Simple Marketing Secrets

 

by Burt Dubin on November 8, 2011

Simple Marketing Secrets

1. Don’t compete:  Create

The single most profound marketing action you can take is this:   Create magnificent audience experiences.   Unforgettable moments, one after the other.    How do you do it?   This way . . .

Don’t compete.  Create.  Earl Nightingale said it.  Then he did it.  Together with Lloyd Conant he created what was 50 years ago the educational cassette industry.  Today it’s the educational CD/DVD industry.

Recently Google did it:  Created and now is the leader of the internet search business.   Others, ordinary people like you and me did it in Social Networking.

I’m talkin’ bare-ass ordinary people doing extraordinary things.  Why not you.   Most of these ordinary people started with only a dream.  In the late 1970’s Steve Wozniak and Steve Jobs conceptualized a simple, intuitive computer. Most sunrise businesses are started this way.  Why not your speaking business . . .

2. Do you have unique expertise:

Do you have unique expertise now?  Package it.  Package it into experiential programs.  Learning experiences you can present from the head of a meeting room or a ballroom.  (And, if you’re great, a stadium!)

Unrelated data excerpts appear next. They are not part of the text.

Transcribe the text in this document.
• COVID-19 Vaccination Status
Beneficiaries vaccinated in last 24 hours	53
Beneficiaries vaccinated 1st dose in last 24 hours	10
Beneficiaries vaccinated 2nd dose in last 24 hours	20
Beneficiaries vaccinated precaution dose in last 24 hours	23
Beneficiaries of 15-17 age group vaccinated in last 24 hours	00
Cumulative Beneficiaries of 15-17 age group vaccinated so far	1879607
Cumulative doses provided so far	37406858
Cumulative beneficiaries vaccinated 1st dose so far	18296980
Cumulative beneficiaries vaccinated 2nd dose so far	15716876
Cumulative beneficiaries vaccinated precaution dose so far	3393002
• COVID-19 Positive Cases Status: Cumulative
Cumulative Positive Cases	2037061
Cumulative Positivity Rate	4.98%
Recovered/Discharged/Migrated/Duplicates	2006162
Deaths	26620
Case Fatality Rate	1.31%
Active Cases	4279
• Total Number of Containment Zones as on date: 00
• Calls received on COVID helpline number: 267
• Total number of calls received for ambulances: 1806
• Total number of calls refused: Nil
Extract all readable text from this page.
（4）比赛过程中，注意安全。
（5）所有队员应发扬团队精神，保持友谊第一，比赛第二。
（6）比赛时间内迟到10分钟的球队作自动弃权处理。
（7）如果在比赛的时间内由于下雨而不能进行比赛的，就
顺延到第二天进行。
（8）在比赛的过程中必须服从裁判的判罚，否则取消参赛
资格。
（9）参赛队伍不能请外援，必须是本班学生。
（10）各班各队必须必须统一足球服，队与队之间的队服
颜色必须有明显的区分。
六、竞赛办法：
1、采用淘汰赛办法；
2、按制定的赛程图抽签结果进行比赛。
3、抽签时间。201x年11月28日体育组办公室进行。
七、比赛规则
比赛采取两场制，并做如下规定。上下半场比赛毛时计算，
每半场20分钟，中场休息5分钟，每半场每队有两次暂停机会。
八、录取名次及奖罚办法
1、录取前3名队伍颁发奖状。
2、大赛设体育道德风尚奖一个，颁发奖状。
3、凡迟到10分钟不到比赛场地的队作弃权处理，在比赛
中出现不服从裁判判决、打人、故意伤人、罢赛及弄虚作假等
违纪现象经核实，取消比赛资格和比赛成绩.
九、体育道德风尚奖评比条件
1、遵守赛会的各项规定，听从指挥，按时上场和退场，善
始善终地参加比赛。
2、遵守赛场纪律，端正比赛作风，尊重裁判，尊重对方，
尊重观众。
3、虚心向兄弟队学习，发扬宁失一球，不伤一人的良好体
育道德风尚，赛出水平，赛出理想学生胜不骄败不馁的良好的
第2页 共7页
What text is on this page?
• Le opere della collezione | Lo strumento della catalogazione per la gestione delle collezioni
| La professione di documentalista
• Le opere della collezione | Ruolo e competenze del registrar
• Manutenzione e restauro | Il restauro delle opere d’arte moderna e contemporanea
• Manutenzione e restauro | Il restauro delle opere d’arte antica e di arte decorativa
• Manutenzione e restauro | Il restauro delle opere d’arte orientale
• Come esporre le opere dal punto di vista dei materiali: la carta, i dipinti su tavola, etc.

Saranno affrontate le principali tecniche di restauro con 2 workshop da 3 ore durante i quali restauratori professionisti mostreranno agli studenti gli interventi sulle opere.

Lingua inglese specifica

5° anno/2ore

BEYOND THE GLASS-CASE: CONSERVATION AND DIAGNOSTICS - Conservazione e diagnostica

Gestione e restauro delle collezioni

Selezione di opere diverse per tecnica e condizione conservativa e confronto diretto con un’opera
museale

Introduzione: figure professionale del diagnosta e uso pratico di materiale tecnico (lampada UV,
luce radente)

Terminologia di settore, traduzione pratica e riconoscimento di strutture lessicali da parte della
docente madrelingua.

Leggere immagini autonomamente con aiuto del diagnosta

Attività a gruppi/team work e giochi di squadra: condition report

You may start in a concurrent session instead of the big room.  You may call it a seminar or a workshop or just a breakout session.

And include stories and humor.  The game has changed since I started.  Today, if you choose to rocket out of the ordinary into the Pantheon of great experts who speak you gotta include lots of stories and humor .  Now I recommend a minimum of one third of your content be stories and humor.

Some of today’s great speakers present two thirds humor and stories plus one third content.

3. Do you lack unique expertise:

Find a cutting edge 21st century topic in which you can do intensive research.  Buy all the books you can find on your future area of expertise.  Go to the Research Department of the largest public library you can get to.

Find all the journals, all the monthly and weekly periodicals addressing this.

Subscribe to all of them.  Leave no stone unturned.

Use Amazon, Google, the biggest university library you can get to, and your largest bookstore to get your hands on the latest books by futurists that in any way address aspects of your topic.   Invest in these books.

Identify and join all the professional and trade associations in your future specialty.

Attend their meetings and conferences.  Make yourself a sponge, an information vacuum cleaner.  Invest in every educational CD, DVD on your future topic.  Listen, watch, immerse yourself.  Make yourself a wisdom junkie, a strategy junkie.

Steep yourself in your niche orgiastically.  Immerse yourself in its lore.  Allow yourself to reach a perceptive point, an outlook, a height from which you attain an intuitive vision of what will be hot months and years from now.

Now synthesize your new understandings.  Bingo, you discover original findings.  Conceive and block out your first generic program.

4. Create a unique, magnetic title for this program:

Conceive exciting prose that invites your target market to be curious about what’s in it for them.  Strategize solid reasons why anyone should listen to you.  Brainstorm.  Let your intuition lead you to these seductive lures.

5. Do your homework:

OK . . . somehow a booking comes over your threshold.  What now?  Research your intended audience in depth.  Who are they?   Typical age, gender, titles, responsibilities, hopes, fears, threats, challenges, opportunities, desires.

Now translate your research, your original findings into a program that focuses on what your research means to these constituencies:  First to the client paying your fee.  Then to the decision-maker who does not want egg on his face for picking a misfit speaker.  Last, to the audience you are to address.  In the words of Peter Drucker, be a monomaniac with a vision.

With every aspect now ready for you to massage into place, create this learning experience.  This process yields a presentation that is fresh, special, fun, different and on target.

6. Create your visual aids:

“It’s the eye that buys.”  Surely you know people want eye candy as you speak.    Support every point you are to make with visuals on the big screen behind you.  Your visuals keep you on track while they satisfy those who yearn to see your points.

7. Assemble the elements of your program:

I can hear you now.  “Hey, this is work!”  Of course it is.  In addition to your scripting the ideas you are to share, there’s the visuals you are to create and the take home materials, the printed Learning Guide you are to create and your rehearsal of your program-to-be.

Then when the fruit of your hours and hours, not to mention coin of the realm, yields a presentation that proves to be a masterpiece, celebrate.

Take your significant other out for a top shelf white tablecloth dinner.